Estaminet Tomeno Mercier

Estaminet Tomeno Mercier

06 novembre 2011

CHEZ MAURICETTE

Françoise Tomeno
6 novembre 2011

Nous sommes dimanche : Blanche me propose d’aller au marché de D., petite ville aux maisons aux paupières closes. Désertification de nos campagnes. Et malgré tout, le jour du marché, il y a toujours  du monde, me dit Blanche. Elle m’explique qu’il y avait autrefois une entreprise d’amiante, qui a fermé. Des liens s’étaient  tissés entre les anciens de l’entreprise, et ce sont eux, entre autres, qui viennent se retrouver « sur le marché ».

Nous sommes venues tôt, le « monde » n’est pas encore arrivé. Quelques pièces à l’accordéoniste : Blanche, musicienne, me fait remarquer que, quand même, côté harmonies, il ne s’est beaucoup pas foulé, l’accordéoniste.
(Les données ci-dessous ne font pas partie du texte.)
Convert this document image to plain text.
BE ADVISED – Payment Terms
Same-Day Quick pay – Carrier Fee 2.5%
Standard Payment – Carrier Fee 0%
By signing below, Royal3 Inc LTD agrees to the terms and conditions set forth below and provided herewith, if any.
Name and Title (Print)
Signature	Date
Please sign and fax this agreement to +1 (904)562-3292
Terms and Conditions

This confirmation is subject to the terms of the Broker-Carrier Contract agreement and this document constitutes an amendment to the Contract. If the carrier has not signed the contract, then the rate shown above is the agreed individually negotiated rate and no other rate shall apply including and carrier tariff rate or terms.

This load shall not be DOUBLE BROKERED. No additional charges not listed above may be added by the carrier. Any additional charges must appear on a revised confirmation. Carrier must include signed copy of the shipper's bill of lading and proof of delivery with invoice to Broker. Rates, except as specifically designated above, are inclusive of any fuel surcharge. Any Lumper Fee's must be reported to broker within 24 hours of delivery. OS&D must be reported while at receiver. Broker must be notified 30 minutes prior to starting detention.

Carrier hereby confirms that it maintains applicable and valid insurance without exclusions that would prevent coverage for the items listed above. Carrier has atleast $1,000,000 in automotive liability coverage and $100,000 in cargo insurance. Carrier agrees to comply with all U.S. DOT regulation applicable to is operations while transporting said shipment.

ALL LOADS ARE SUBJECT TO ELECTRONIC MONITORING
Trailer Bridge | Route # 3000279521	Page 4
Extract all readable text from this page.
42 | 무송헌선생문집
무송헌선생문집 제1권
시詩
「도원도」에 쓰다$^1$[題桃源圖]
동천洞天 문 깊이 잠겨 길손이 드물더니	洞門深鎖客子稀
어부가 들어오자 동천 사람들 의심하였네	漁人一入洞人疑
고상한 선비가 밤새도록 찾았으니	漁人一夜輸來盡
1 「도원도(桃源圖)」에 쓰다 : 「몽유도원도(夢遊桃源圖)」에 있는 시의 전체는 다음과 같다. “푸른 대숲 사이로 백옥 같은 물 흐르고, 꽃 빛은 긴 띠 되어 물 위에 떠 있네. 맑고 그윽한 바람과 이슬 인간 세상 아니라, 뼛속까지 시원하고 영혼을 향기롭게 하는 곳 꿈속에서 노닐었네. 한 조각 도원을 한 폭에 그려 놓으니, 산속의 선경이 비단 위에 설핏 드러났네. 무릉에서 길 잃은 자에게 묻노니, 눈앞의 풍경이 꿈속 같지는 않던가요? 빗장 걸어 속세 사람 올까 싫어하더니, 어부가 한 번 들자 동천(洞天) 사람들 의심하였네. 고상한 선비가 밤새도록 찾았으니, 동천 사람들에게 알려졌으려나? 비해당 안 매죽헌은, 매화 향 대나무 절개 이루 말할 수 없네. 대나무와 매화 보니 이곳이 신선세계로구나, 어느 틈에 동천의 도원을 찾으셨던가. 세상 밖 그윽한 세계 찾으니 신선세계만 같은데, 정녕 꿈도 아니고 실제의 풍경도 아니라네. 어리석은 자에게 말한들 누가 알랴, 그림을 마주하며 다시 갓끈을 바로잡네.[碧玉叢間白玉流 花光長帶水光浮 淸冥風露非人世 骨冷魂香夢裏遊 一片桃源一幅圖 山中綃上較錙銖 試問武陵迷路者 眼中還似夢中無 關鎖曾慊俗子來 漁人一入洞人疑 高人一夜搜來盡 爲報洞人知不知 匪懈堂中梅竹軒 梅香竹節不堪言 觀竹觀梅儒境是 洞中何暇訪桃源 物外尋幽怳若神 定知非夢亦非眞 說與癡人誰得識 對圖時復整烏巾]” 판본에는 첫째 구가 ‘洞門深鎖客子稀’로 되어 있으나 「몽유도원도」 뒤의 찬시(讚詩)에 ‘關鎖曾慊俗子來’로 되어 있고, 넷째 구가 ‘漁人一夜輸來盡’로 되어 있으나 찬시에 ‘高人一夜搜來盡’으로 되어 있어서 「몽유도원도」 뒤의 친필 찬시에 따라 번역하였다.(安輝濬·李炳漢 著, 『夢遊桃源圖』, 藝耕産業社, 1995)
Moi, quand j’entends l’accordéon, je m'envole et j’ai tendance à oublier tout ce que j’ai appris en musique, c’en est désolant… 

Ça papote entre les travées des commerçants. Au détour d’une allée, j’entends un petit bout de conversation entre deux dames : « Et elle est enterrée ou ? ». Je réalise que nous sommes le dimanche du WE de la Toussaint. Il y a en effet moins de commerçants que d’habitude : « ils sont allés fleurir « leurs » tombes », me dit Blanche.

Une fois faites nos emplettes, nous cherchons un coin de terrasse. Il fait très bon pour une fin octobre, le soleil pointe son nez. La place s’est maintenant remplie, et l’unique terrasse est archi pleine. Il y a bien chez Mauricette, mais Mauricette doit être pessimiste. Elle a déjà installé, sur sa terrasse, une sorte de véranda dont le toit est le store de la belle saison. Nous nous résignons à nous installer là. Les jointures de la véranda sont assez approximatives, et Blanche m’explique que quand il fait froid, ce sont les courants d’air qui accueillent les clients. 

Bien que pessimiste, Mauricette est charmante. Elle papote avec chacun, un petit mot par ci, un petit mot par là. Au bout d’un moment, nous entendons puis voyons le store se rétracter : Mauricette a décidé de le relever, pour laisser pénétrer le soleil. Et nous voilà enfermées dans  une sorte de bocal, style  aquarium. Ça nous fait rire.

Pendant que nous dégustons notre apéro, je ne peux pas m’empêcher de me livrer à mon activité favorite quand je suis au bistrot. Je suis impressionnée depuis un moment par un monsieur sur la place, au T-shirt d’un vert flamboyant, qui tient, de façon raide, un bouquet tout aussi raide, bien dressé dans son cellophane : une fleur de lys blanche, et un lys que je pense être un lys martagon, d’un beau violine ; celui-ci donne un peu de douceur au tableau, en étant légèrement penché. Lys martagon : je rêvasse. Quel drôle de nom. J’ai le sentiment de ne l’avoir jamais entendu prononcer que par ma mère. Au point d’aller vérifier chez Google. Martagon, comme ma maman s’appelle Marthe ; la Marthe à Gon. Qui est ce Gon ? Ça chantait peut-être comme ça dans mon enfance. J’imaginais peut-être un amoureux de l’enfance à ma mère, Gon.

Ce Monsieur, bien que raide, donne le contrepoint à ce dimanche de WE de Toussaint. Tous les autres sont là avec leurs chrysanthèmes, annoncent qu’ils quittent le bistrot pour aller au cimetière. Et notre homme, lui, arbore franchement ses fleurs de vie. Il ne bouge pas, dans l’attente : de sa femme ? De sa bonne amie ? Nous ne le saurons pas. Après avoir patienté un bon moment, il est rejoint par un couple, et s’en va, avec son bouquet.

Fleurs de vie, fleurs des morts. Je repense à cette scène qui m’avait tant impressionnée il y a quelques années. En visite dans la petite ville du Pas-de-Calais où était né  mon père, j’étais allée, avec une cousine, au cimetière, à la recherche de mes origines. Nous allions à pied, et nous étions régulièrement dépassées par des femmes à bicyclette, chargées de balais et de seaux. Elles allaient nettoyer les tombes, nous étions juste avant la Toussaint. Une fois arrivée au cimetière, j’ai été saisie par l’ambiance qui régnait là. Les femmes briquaient, comme on le fait dans le Nord. Et tout en briquant, elles s’invectivaient, se donnaient des nouvelles, des nouvelles des vivants, riant.

Les fleurs, elles, ne savent pas qu’elles peuvent être de vie ou de mort. Elles disent la vie, tout simplement. Et ce monsieur un peu vert,   disait aussi la vie, malgré sa raideur.